What seems to be missing, however, is any discussion of causes presiding over the formation of these types.  We might initially assume as a hypothesis that the man of ressentiment, bad conscience, and the ascetic arise from being on the painful receiving end of the active forces of the so-called masters. Here we can think of Nietzsche’s famous parable of the lamb in The Genealogy of Morals, where the lamb that is prey of the eagle takes to calling the powers or capacities of the eagle evil so as to call itself good.  However, Deleuze is quite clear in rejecting this hypothesis.

It might be thought that the man of ressentiment comes into being by accident:  having experienced too strong an excitation (a pain), he would have had to abandon the attempt to react, not being strong enough to form a riposte.  He would therefore experience a desire for revenge and, by a process of generalisation, would want to take this out on the whole world.  Such an interpretation is mistaken; it only takes quantities into account, the quantity of excitation received, ‘objectively’ compared to the quantity of force of a receptive subject.  But, for Nietzsche, what counts is not the quantity of force considered abstractly but a determinate relation in the subject itself between the different forces of which it is made up this is what is meant by a type (sic.).  (115)
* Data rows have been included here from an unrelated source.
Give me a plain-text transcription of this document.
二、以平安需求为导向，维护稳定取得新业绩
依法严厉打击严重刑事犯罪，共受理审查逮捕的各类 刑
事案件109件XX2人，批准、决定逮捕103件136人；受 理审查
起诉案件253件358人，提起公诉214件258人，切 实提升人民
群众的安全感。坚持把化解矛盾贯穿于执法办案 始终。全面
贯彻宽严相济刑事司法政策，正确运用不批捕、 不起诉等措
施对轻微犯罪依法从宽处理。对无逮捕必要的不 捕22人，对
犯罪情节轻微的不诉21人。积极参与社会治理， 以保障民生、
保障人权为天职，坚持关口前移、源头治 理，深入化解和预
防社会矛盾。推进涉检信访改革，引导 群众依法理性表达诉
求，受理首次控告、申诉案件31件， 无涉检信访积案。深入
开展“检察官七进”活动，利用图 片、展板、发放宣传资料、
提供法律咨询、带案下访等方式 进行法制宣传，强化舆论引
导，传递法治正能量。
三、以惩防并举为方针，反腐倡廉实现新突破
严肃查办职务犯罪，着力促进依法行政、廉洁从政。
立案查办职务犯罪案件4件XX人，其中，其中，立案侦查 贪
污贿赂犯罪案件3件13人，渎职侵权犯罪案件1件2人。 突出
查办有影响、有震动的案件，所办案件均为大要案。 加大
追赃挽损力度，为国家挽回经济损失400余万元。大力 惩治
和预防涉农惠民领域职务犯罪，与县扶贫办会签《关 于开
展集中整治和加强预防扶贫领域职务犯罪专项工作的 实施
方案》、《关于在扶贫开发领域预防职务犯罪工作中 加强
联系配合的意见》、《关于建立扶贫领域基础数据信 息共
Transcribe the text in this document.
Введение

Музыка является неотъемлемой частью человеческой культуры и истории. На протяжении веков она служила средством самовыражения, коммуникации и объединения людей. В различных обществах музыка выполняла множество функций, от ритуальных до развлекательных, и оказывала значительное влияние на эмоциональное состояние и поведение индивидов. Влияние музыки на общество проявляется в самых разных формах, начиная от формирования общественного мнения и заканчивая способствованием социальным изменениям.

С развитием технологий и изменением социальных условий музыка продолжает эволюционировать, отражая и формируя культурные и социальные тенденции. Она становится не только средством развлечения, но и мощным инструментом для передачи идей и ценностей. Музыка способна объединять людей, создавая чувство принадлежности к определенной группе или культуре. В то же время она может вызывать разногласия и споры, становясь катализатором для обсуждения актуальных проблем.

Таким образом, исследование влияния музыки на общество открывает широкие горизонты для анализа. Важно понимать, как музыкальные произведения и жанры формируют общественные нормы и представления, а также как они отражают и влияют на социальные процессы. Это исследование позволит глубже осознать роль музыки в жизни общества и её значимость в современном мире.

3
An appeal to a type doesn’t give us much to go on with respect to both how the cultural, political, or social advent of these types came into being, but also how individuals are infected by this type.  Compare this to a Freudo-Lacanian framework where we not only get a symptomatology of different types– neurosis (hysteria, obsession, phobia), psychosis, and perversion –and an account of the metapsychology of each of the subjective and social dynamics of these types, but also an etiology (causal account) of how these types are produced (repression, disavowal, and foreclosure) and the conditions that favor these events  (though that’s always more fuzzy:  what leads to hysteria versus obsession, for example?) at both the level of the individual and culture (at least in Lacan if we take the early work, The Family Complexes, seriously where a shift in kinship structures plays a key role).  It seems as if– and I’m open to persuasion otherwise –that this is missing in Deleuze.  Instead, what we seem to get is what might be called a theory of application where the contamination is something that results from the outside, from being imposed through a technique of application on the affirmative, desiring subject.  However, taking a page from both Lacan and Derrida, ought we not say that if the origin can be contaminated by reactive forces (quid facti), it must, by right, always-already be contaminated a priori by right (quid juris).  This seems to be a problem that repeats endlessly in Deleuze.  Representation in Difference and Repetition, for example, seems to be treated as an accident of thought that comes from without, just as the Oedipus (which has a far broader meaning than the Oedipus complex) seems to be something that descends upon us accidentally or through an application.  What seems to be uninterrogated, despite gestures to the contrary in both works, is why we come to desire these things, not as the result of an application, but as a sort of internal illusion of thought itself.